Planning tip: A good place to begin your search for what’s next on the calendar is the helpful Instagram feed of the Lagos branch of the Society of Nigerian Artists.

People walk on a rope bridge on the canopy walkway in the trees of Lekki Conservation Center, Lagos, Nigeria
The Lekki Bird Club organizes monthly free birdwatching excursions © Dumbra / Shutterstock

7. Go birding in the mangroves of Lekki

Once a month, the Lekki Bird Club organizes a bird-watching outing, giving bird lovers a chance for sightings all around town. Locations in the past have included the University of Lagos, Lekki Conservation Center and LUFASI Nature Park. These trips offer a great opportunity to explore some of Lagos’ disappearing mangrove forests and wetlands, and spot their winged residents.

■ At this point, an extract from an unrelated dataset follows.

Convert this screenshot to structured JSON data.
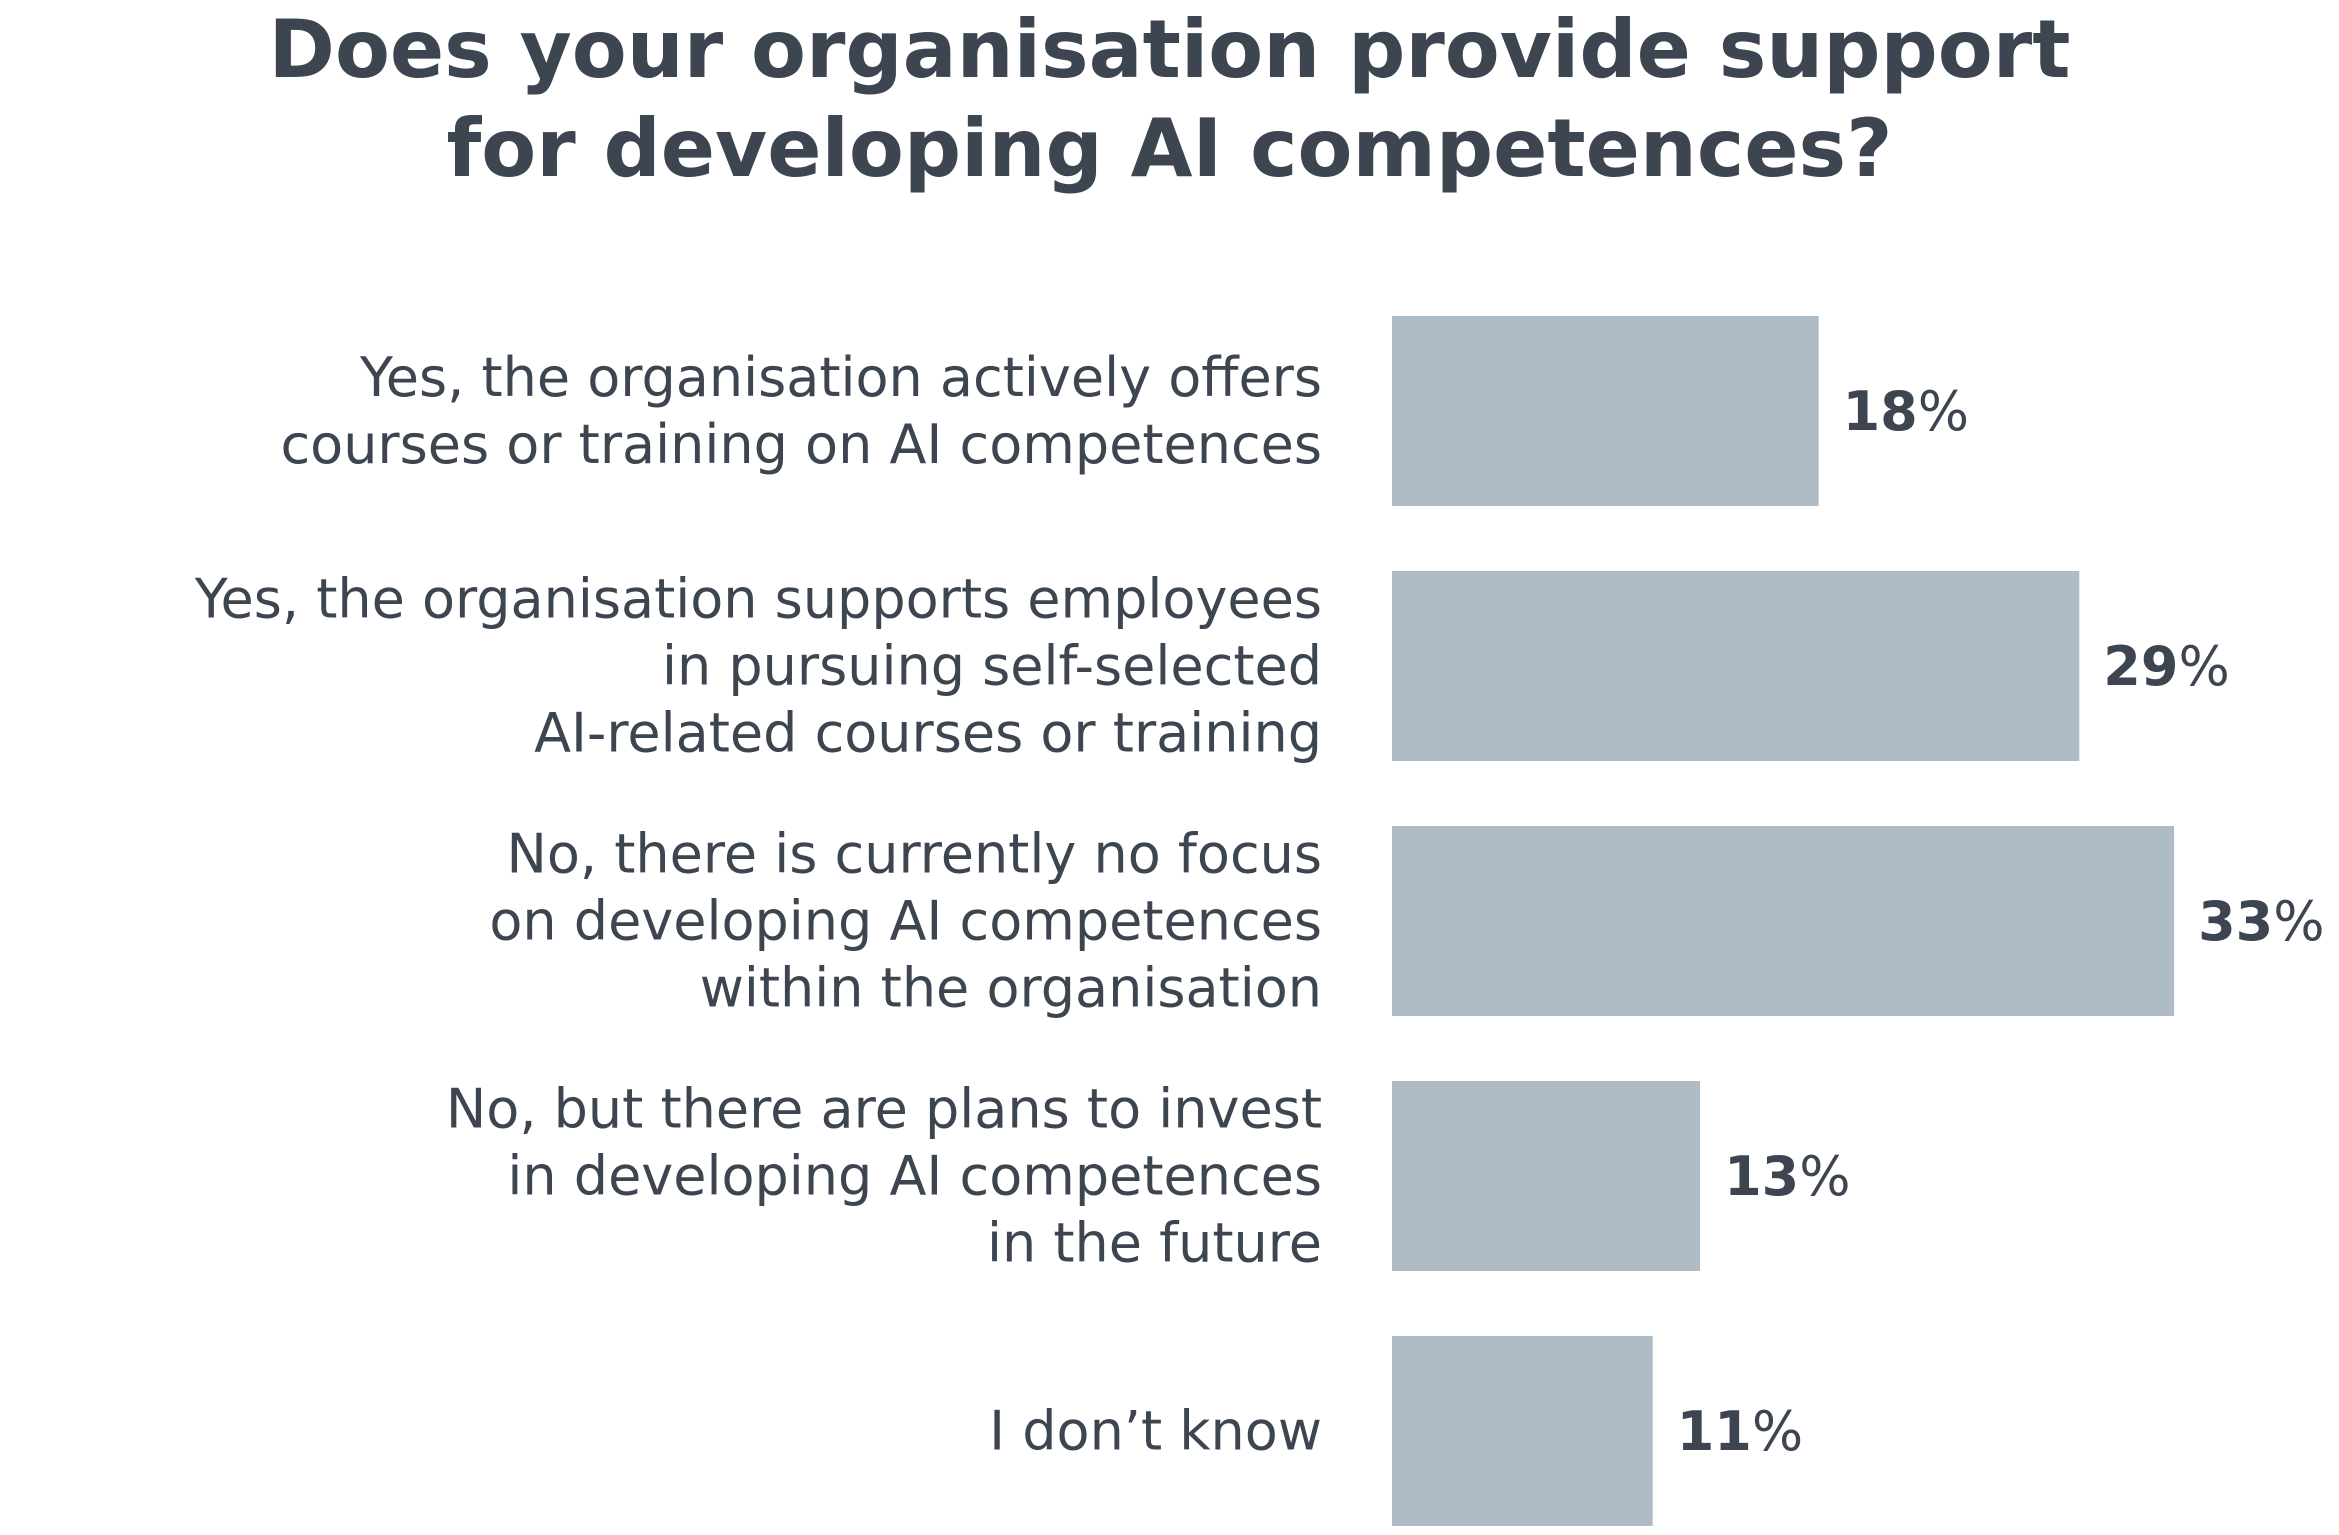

Planning tip: Check the club’s social media feeds for announcements of upcoming trips, news of which usually gets posted a week in advance.

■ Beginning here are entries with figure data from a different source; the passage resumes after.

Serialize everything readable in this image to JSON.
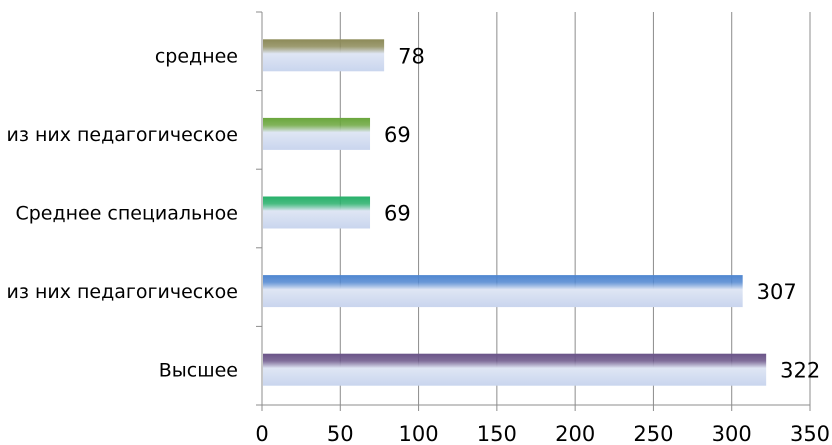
{
  "chart_data": {
    "type": "bar",
    "orientation": "horizontal",
    "title": "",
    "xlabel": "",
    "ylabel": "",
    "categories": [
      "среднее",
      "из них педагогическое",
      "Среднее специальное",
      "из них педагогическое",
      "Высшее"
    ],
    "values": [
      78,
      69,
      69,
      307,
      322
    ],
    "bar_colors": [
      "#8c8a58",
      "#6aa63c",
      "#27b06a",
      "#4f86d0",
      "#6a5488"
    ],
    "xlim": [
      0,
      350
    ],
    "xticks": [
      "0",
      "50",
      "100",
      "150",
      "200",
      "250",
      "300",
      "350"
    ],
    "grid": "vertical",
    "legend": "none",
    "data_labels": [
      "78",
      "69",
      "69",
      "307",
      "322"
    ]
  }
}
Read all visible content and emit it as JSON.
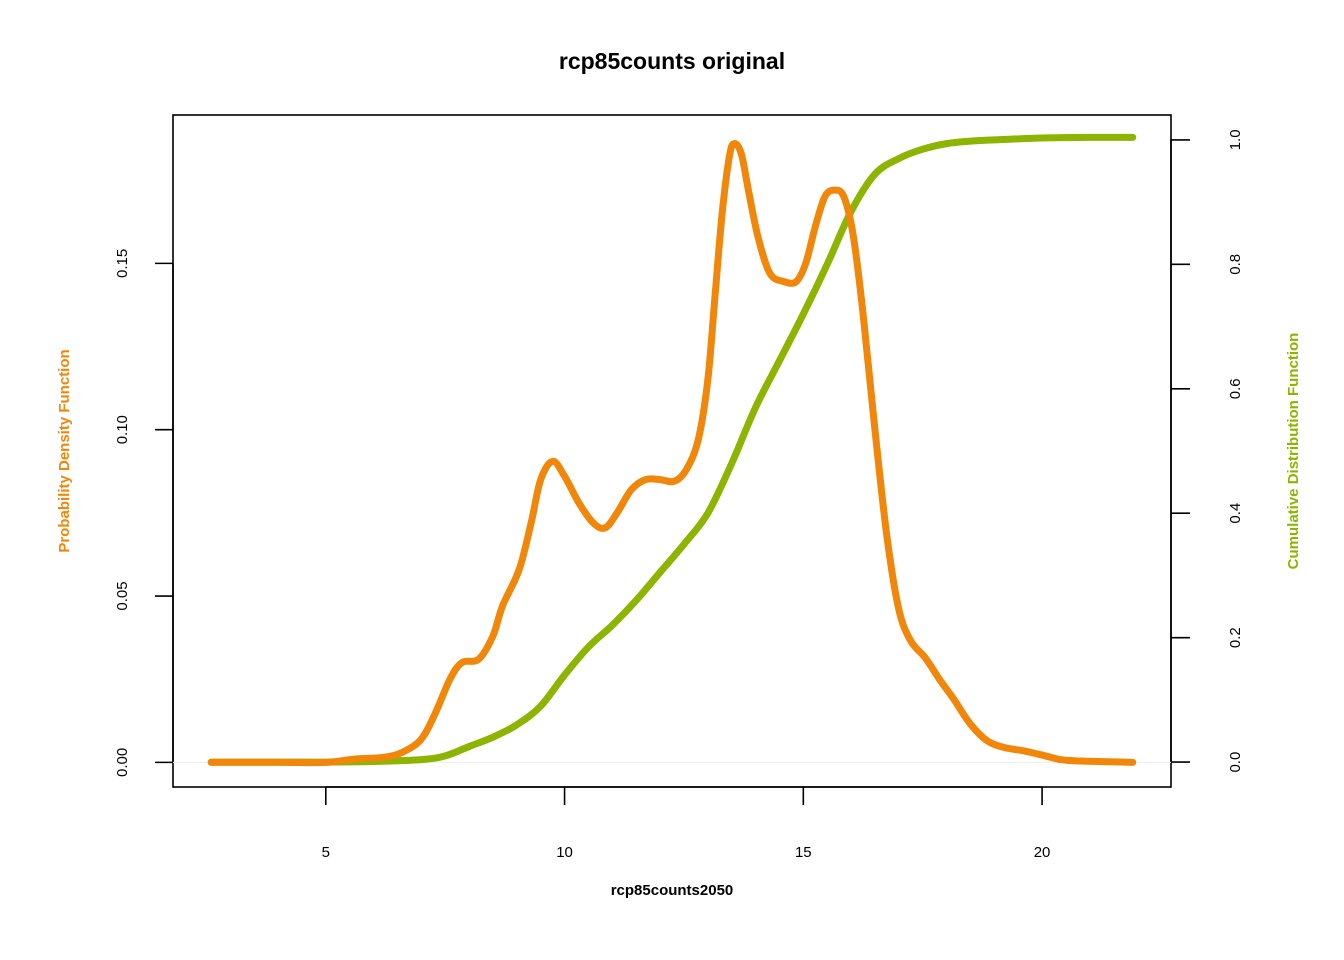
{
  "chart_data": {
    "type": "line",
    "title": "rcp85counts original",
    "xlabel": "rcp85counts2050",
    "ylabel_left": "Probability Density Function",
    "ylabel_right": "Cumulative Distribution Function",
    "xlim": [
      1.8,
      22.7
    ],
    "ylim_left": [
      -0.0074,
      0.1946
    ],
    "ylim_right": [
      -0.04,
      1.04
    ],
    "x_ticks": [
      5,
      10,
      15,
      20
    ],
    "y_left_ticks": [
      0.0,
      0.05,
      0.1,
      0.15
    ],
    "y_left_tick_labels": [
      "0.00",
      "0.05",
      "0.10",
      "0.15"
    ],
    "y_right_ticks": [
      0.0,
      0.2,
      0.4,
      0.6,
      0.8,
      1.0
    ],
    "y_right_tick_labels": [
      "0.0",
      "0.2",
      "0.4",
      "0.6",
      "0.8",
      "1.0"
    ],
    "colors": {
      "pdf": "#f0870a",
      "cdf": "#8cb400"
    },
    "series": [
      {
        "axis": "left",
        "color": "#f0870a",
        "points": [
          [
            2.6,
            0.0
          ],
          [
            4.0,
            0.0
          ],
          [
            5.0,
            0.0
          ],
          [
            5.6,
            0.001
          ],
          [
            6.2,
            0.0015
          ],
          [
            6.6,
            0.003
          ],
          [
            7.0,
            0.007
          ],
          [
            7.3,
            0.015
          ],
          [
            7.6,
            0.025
          ],
          [
            7.85,
            0.03
          ],
          [
            8.2,
            0.031
          ],
          [
            8.5,
            0.038
          ],
          [
            8.7,
            0.047
          ],
          [
            9.05,
            0.058
          ],
          [
            9.3,
            0.072
          ],
          [
            9.5,
            0.085
          ],
          [
            9.75,
            0.0905
          ],
          [
            10.0,
            0.086
          ],
          [
            10.3,
            0.078
          ],
          [
            10.6,
            0.072
          ],
          [
            10.85,
            0.0705
          ],
          [
            11.1,
            0.075
          ],
          [
            11.4,
            0.082
          ],
          [
            11.7,
            0.085
          ],
          [
            12.0,
            0.085
          ],
          [
            12.3,
            0.0845
          ],
          [
            12.55,
            0.088
          ],
          [
            12.8,
            0.097
          ],
          [
            13.0,
            0.115
          ],
          [
            13.15,
            0.14
          ],
          [
            13.3,
            0.165
          ],
          [
            13.45,
            0.182
          ],
          [
            13.55,
            0.186
          ],
          [
            13.7,
            0.183
          ],
          [
            13.85,
            0.172
          ],
          [
            14.05,
            0.158
          ],
          [
            14.3,
            0.147
          ],
          [
            14.6,
            0.1445
          ],
          [
            14.85,
            0.1445
          ],
          [
            15.05,
            0.15
          ],
          [
            15.25,
            0.161
          ],
          [
            15.45,
            0.17
          ],
          [
            15.65,
            0.172
          ],
          [
            15.85,
            0.17
          ],
          [
            16.05,
            0.158
          ],
          [
            16.25,
            0.135
          ],
          [
            16.5,
            0.1
          ],
          [
            16.75,
            0.068
          ],
          [
            17.0,
            0.046
          ],
          [
            17.25,
            0.0365
          ],
          [
            17.55,
            0.0315
          ],
          [
            17.85,
            0.025
          ],
          [
            18.15,
            0.019
          ],
          [
            18.5,
            0.0115
          ],
          [
            18.85,
            0.0065
          ],
          [
            19.2,
            0.0045
          ],
          [
            19.6,
            0.0035
          ],
          [
            20.0,
            0.0022
          ],
          [
            20.4,
            0.0008
          ],
          [
            20.8,
            0.0004
          ],
          [
            21.4,
            0.0002
          ],
          [
            21.9,
            0.0
          ]
        ]
      },
      {
        "axis": "right",
        "color": "#8cb400",
        "points": [
          [
            2.6,
            0.0
          ],
          [
            5.0,
            0.0
          ],
          [
            6.0,
            0.001
          ],
          [
            7.0,
            0.004
          ],
          [
            7.5,
            0.01
          ],
          [
            8.0,
            0.025
          ],
          [
            8.5,
            0.04
          ],
          [
            9.0,
            0.06
          ],
          [
            9.5,
            0.09
          ],
          [
            10.0,
            0.14
          ],
          [
            10.5,
            0.185
          ],
          [
            11.0,
            0.22
          ],
          [
            11.5,
            0.26
          ],
          [
            12.0,
            0.305
          ],
          [
            12.5,
            0.35
          ],
          [
            13.0,
            0.4
          ],
          [
            13.5,
            0.48
          ],
          [
            14.0,
            0.57
          ],
          [
            14.5,
            0.645
          ],
          [
            15.0,
            0.72
          ],
          [
            15.5,
            0.8
          ],
          [
            16.0,
            0.885
          ],
          [
            16.5,
            0.945
          ],
          [
            17.0,
            0.97
          ],
          [
            17.5,
            0.985
          ],
          [
            18.0,
            0.994
          ],
          [
            18.5,
            0.998
          ],
          [
            19.0,
            1.0
          ],
          [
            20.0,
            1.003
          ],
          [
            21.0,
            1.004
          ],
          [
            21.9,
            1.004
          ]
        ]
      }
    ]
  }
}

8. See a movie outdoors at Muri Okunola Park

Outdoor movies are becoming a big thing in Lagos, with three open-air venues (all on Lagos Island) offering frequent screenings. Nothing To Do in Lagos, which curates some of the city’s alternative events, hosts a standing screening in the Ikoyi neighborhood. The Lagos State Parks and Gardens Agency has introduced a “Movie in the Park” series at Muri Okunola Park on the last Saturday of the month. Another collective takes patrons to Tarkwa Bay, where they can binge on games and movies all night long.

9. Enjoy an evening of classical music at MUSON Center

The Musical Society of Nigeria (MUSON) Center in Onikan has been the home of classical music in Lagos since it first opened in 1995. Every October, the venue hosts the annual MUSON Festival, a weeklong feast of drama, jazz, art exhibitions and opera. The festival is a good time to watch its symphony orchestra perform; at other times of the year, the organization puts on a variety of performances, many of which are free.